Same 600 addresses, re-ran:
DROP REVIEW KEEP
LayerZero T1 (sybil) 200/200 0 0 ← 100% recall preserved
Arbitrum T4 (sybil) 200/200 0 0 ← 100% recall preserved
Governance G2 (good) 0/200 60 140 ← 0% false-positive
100% recall maintained. False-positive rate on confirmed genuine voters went from 66% to 0%.
The 60 voters that landed in REVIEW are real cluster co-residents — the largest cluster among them was 37 wallets. Some of those clusters are probably legitimate (a person voting from multiple addresses, a delegate aggregator, a DAO multisig signer pool) and some might be coordinated. They go to manual review, which is exactly what REVIEW is supposed to mean.
Why we're publishing this
Two reasons.
1. Honesty. This is exactly the failure mode our own blog post warned about a day ago — "we don't know wild-traffic precision/recall until customer feedback shows up." Now we do know. Pre-pilot we'd have shipped a 66%-FP filter to the first customer. We didn't, because we ran calibration on our own dogfood before letting anyone else.

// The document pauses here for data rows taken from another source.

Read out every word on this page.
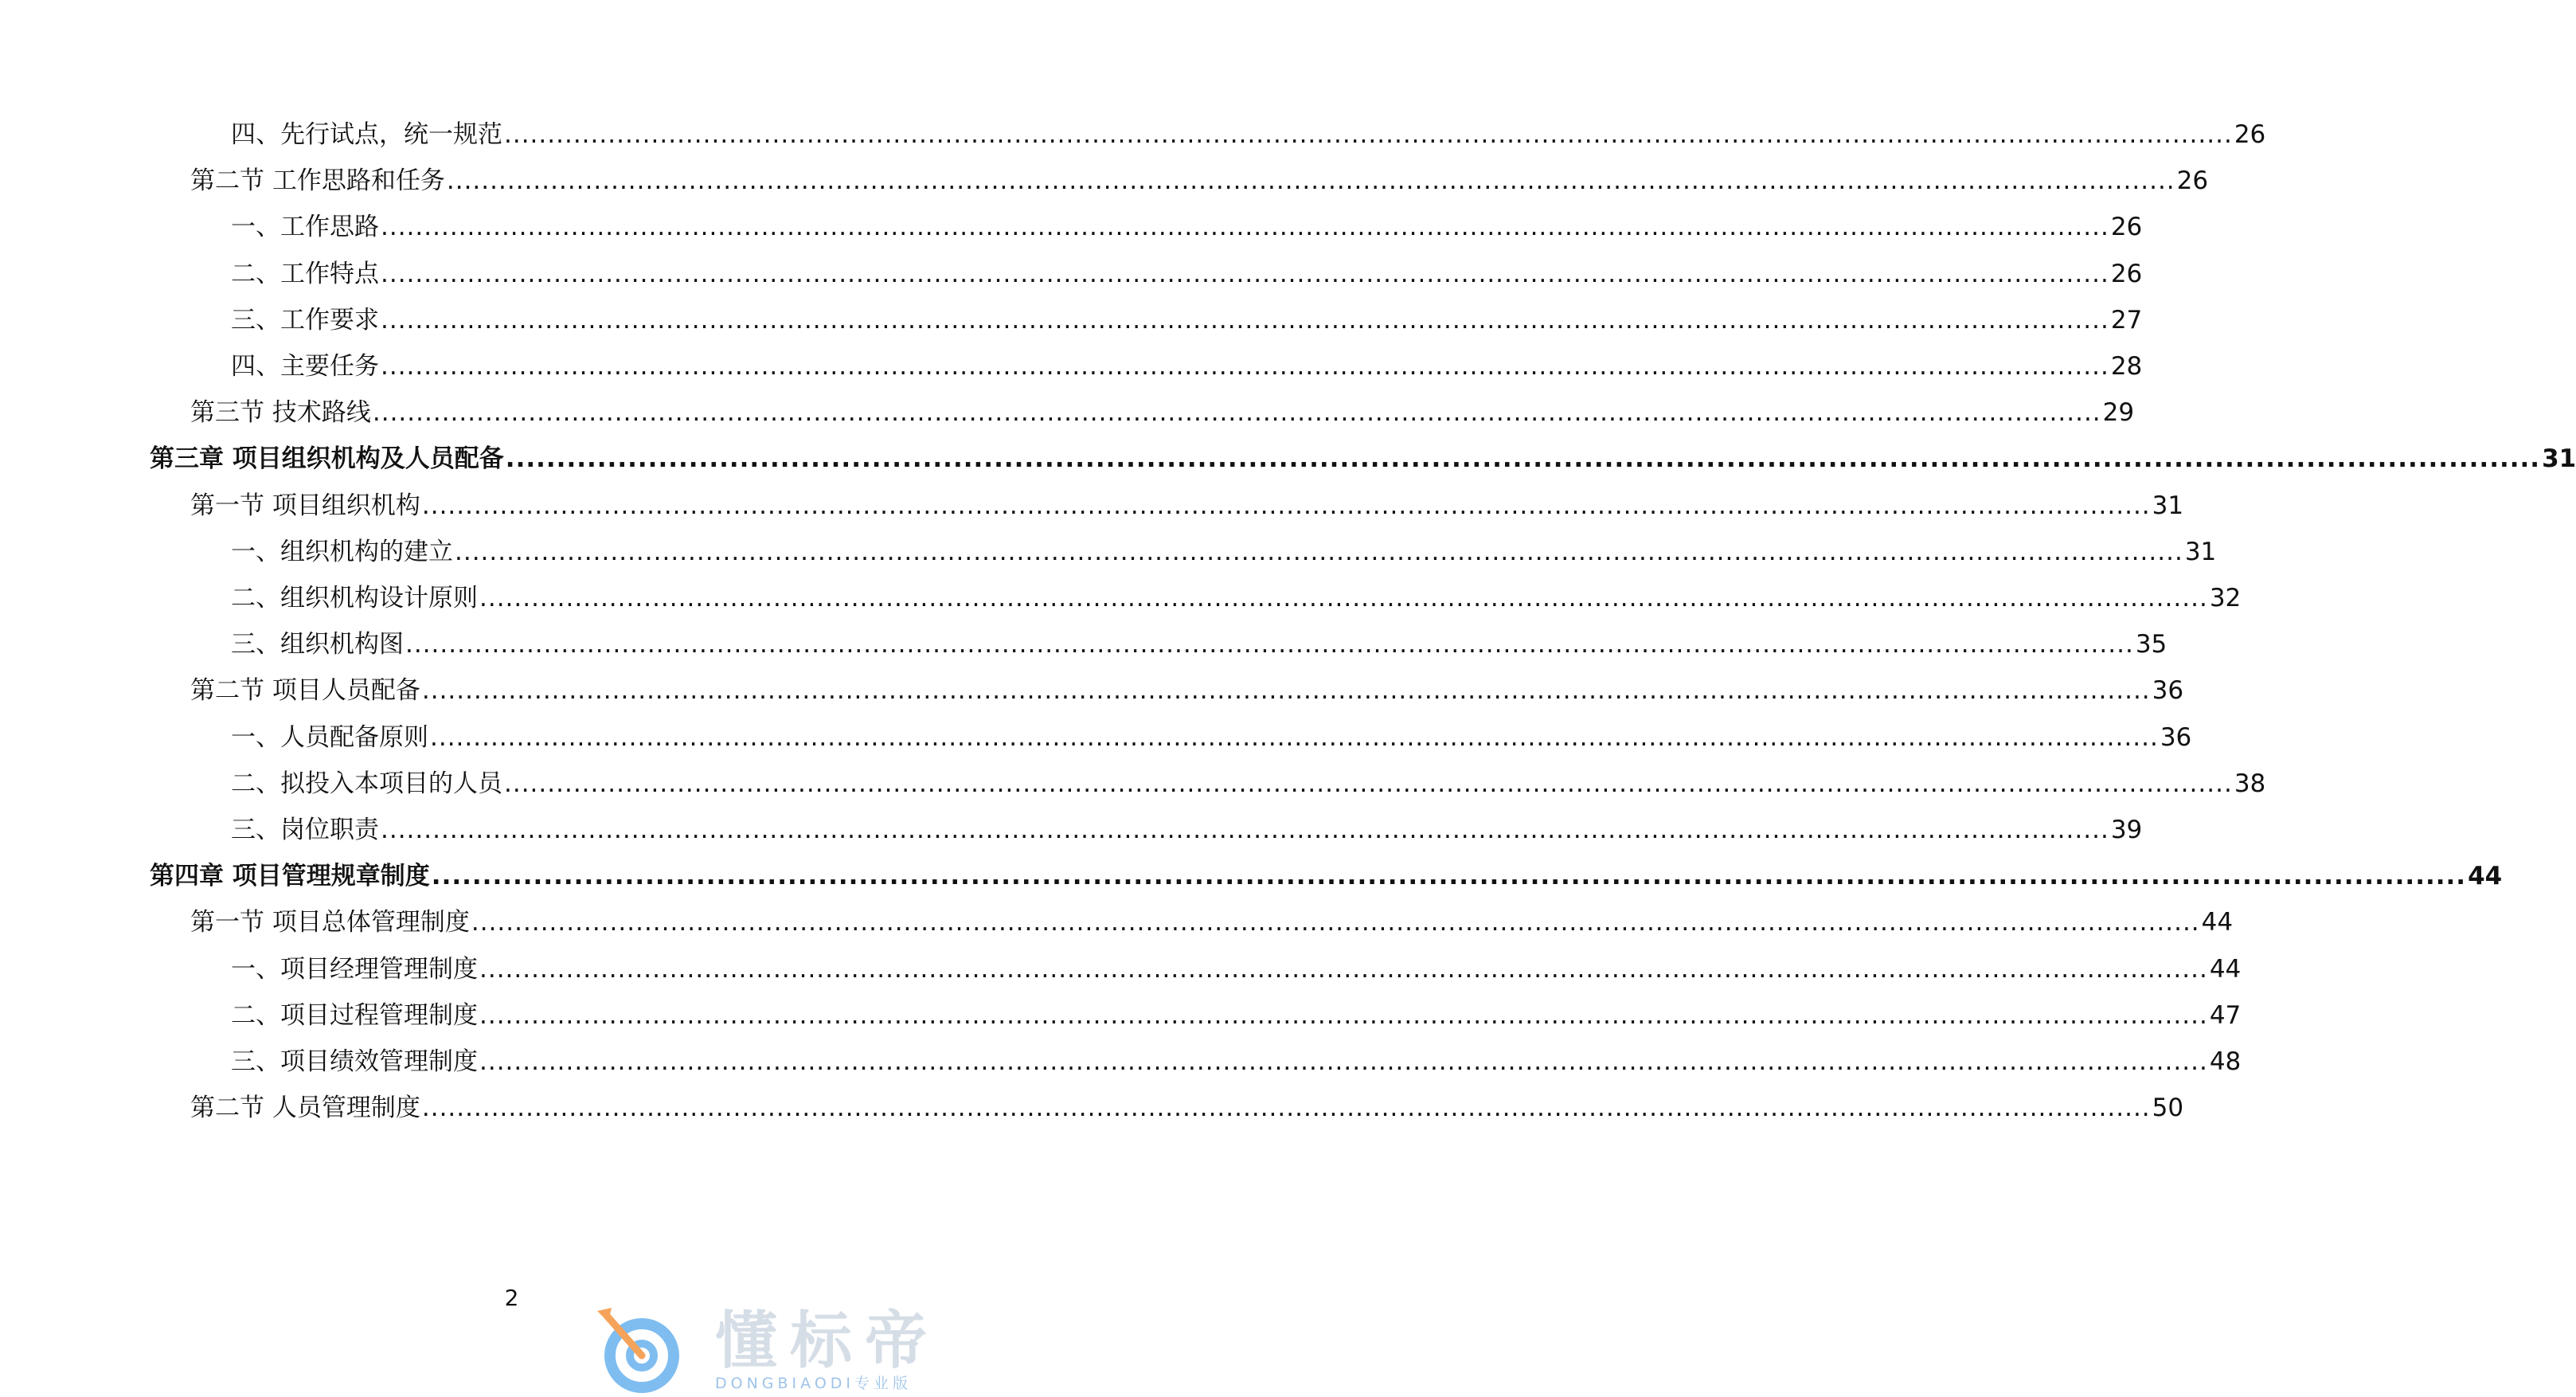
四、先行试点，统一规范 ........................................................................................................................................................................................................ 26
第二节 工作思路和任务 ........................................................................................................................................................................................................ 26
一、工作思路 ........................................................................................................................................................................................................ 26
二、工作特点 ........................................................................................................................................................................................................ 26
三、工作要求 ........................................................................................................................................................................................................ 27
四、主要任务 ........................................................................................................................................................................................................ 28
第三节 技术路线 ........................................................................................................................................................................................................ 29
第三章 项目组织机构及人员配备 ........................................................................................................................................................................................................ 31
第一节 项目组织机构 ........................................................................................................................................................................................................ 31
一、组织机构的建立 ........................................................................................................................................................................................................ 31
二、组织机构设计原则 ........................................................................................................................................................................................................ 32
三、组织机构图 ........................................................................................................................................................................................................ 35
第二节 项目人员配备 ........................................................................................................................................................................................................ 36
一、人员配备原则 ........................................................................................................................................................................................................ 36
二、拟投入本项目的人员 ........................................................................................................................................................................................................ 38
三、岗位职责 ........................................................................................................................................................................................................ 39
第四章 项目管理规章制度 ........................................................................................................................................................................................................ 44
第一节 项目总体管理制度 ........................................................................................................................................................................................................ 44
一、项目经理管理制度 ........................................................................................................................................................................................................ 44
二、项目过程管理制度 ........................................................................................................................................................................................................ 47
三、项目绩效管理制度 ........................................................................................................................................................................................................ 48
第二节 人员管理制度 ........................................................................................................................................................................................................ 50
2
懂标帝
DONGBIAODI专业版
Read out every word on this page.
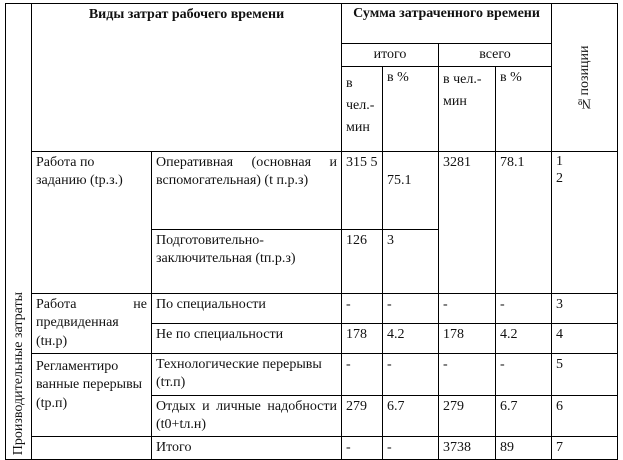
Производительные затраты	Виды затрат рабочего времени		Сумма затраченного времени				№позиции

			итого		всего		
			в чел.- мин	в %	в чел.- мин	в %	
	Работа по заданию (tр.з.)	Оперативная (основная и вспомогательная) (t п.р.з)	315 5	75.1	3281	78.1	1 2
		Подготовительно-заключительная (tп.р.з)	126	3			
	Работа не предвиденная (tн.р)	По специальности	-	-	-	-	3
		Не по специальности	178	4.2	178	4.2	4
	Регламентиро ванные перерывы (tр.п)	Технологические перерывы (tт.п)	-	-	-	-	5
		Отдых и личные надобности (t0+tл.н)	279	6.7	279	6.7	6
		Итого	-	-	3738	89	7
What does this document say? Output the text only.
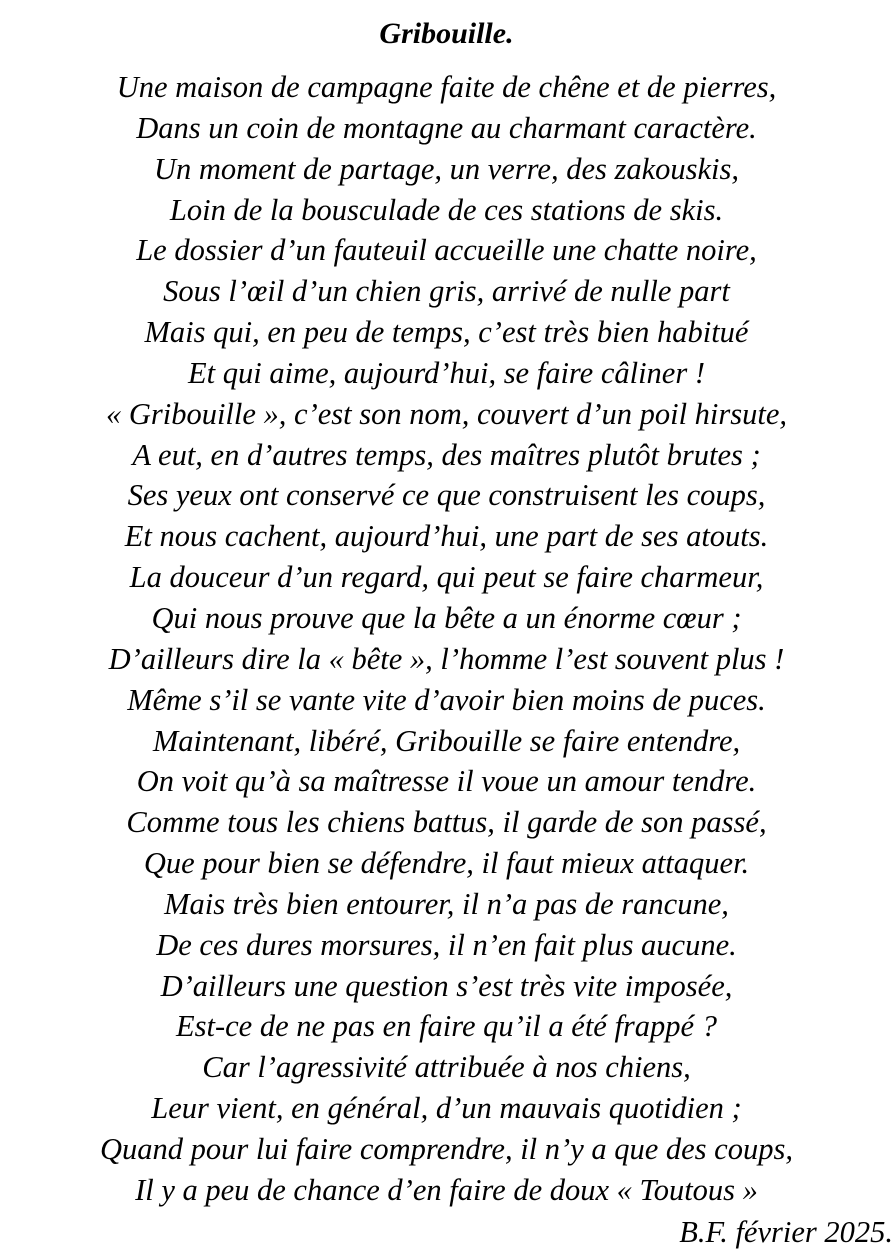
Gribouille.
Une maison de campagne faite de chêne et de pierres,
Dans un coin de montagne au charmant caractère.
Un moment de partage, un verre, des zakouskis,
Loin de la bousculade de ces stations de skis.
Le dossier d’un fauteuil accueille une chatte noire,
Sous l’œil d’un chien gris, arrivé de nulle part
Mais qui, en peu de temps, c’est très bien habitué
Et qui aime, aujourd’hui, se faire câliner !
« Gribouille », c’est son nom, couvert d’un poil hirsute,
A eut, en d’autres temps, des maîtres plutôt brutes ;
Ses yeux ont conservé ce que construisent les coups,
Et nous cachent, aujourd’hui, une part de ses atouts.
La douceur d’un regard, qui peut se faire charmeur,
Qui nous prouve que la bête a un énorme cœur ;
D’ailleurs dire la « bête », l’homme l’est souvent plus !
Même s’il se vante vite d’avoir bien moins de puces.
Maintenant, libéré, Gribouille se faire entendre,
On voit qu’à sa maîtresse il voue un amour tendre.
Comme tous les chiens battus, il garde de son passé,
Que pour bien se défendre, il faut mieux attaquer.
Mais très bien entourer, il n’a pas de rancune,
De ces dures morsures, il n’en fait plus aucune.
D’ailleurs une question s’est très vite imposée,
Est-ce de ne pas en faire qu’il a été frappé ?
Car l’agressivité attribuée à nos chiens,
Leur vient, en général, d’un mauvais quotidien ;
Quand pour lui faire comprendre, il n’y a que des coups,
Il y a peu de chance d’en faire de doux « Toutous »
B.F. février 2025.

2. Methodology. Cluster-based detection has a built-in scale problem: the more wallets share a funder, the bigger the cluster, the more likely the cluster is benign infrastructure rather than a single farm. Any team building this kind of detection eventually runs into the same issue. Our fix — bump the threshold against ground truth — is one valid answer. A better long-term answer is to exclude known-CEX hot wallets from the funding clusterer entirely. That's on the roadmap.
If you're a team that's already filtering airdrops, run this same audit on your own filter before publication. Pick a sample of governance voters from your chain's biggest DAOs (Snapshot, on-chain governors, RetroPGF voters — all public) and check what fraction of them your filter flags. If it's above 5% you have a problem similar to ours, and almost certainly the same root cause.
What's next
- Exchange-wallet entity table for the funding clusterer — exclude addresses on the known-CEX list from cluster-membership counting (in-progress).
- Per-customer threshold override — pilots will get a
cluster_size_gteoverride in their analysis config so they can dial precision/recall to their tolerance. - Real wild-traffic feedback loop is now live — the analysis-detail drawer has thumbs-up/down on every verdict, which writes to the
feedbacktable + audit log. Once we have ~100 thumbs-down from pilots we'll retrainpresets.tsautomatically from real disagreement signal rather than hand-tuned thresholds.
All calibration code, the threshold table, the model, the cluster algorithms, and this very blog post are MIT-licensed at github.com/Dev-In-Crypt/Sybil-Shield-. You can reproduce this entire run yourself — public methodology, public data, public source.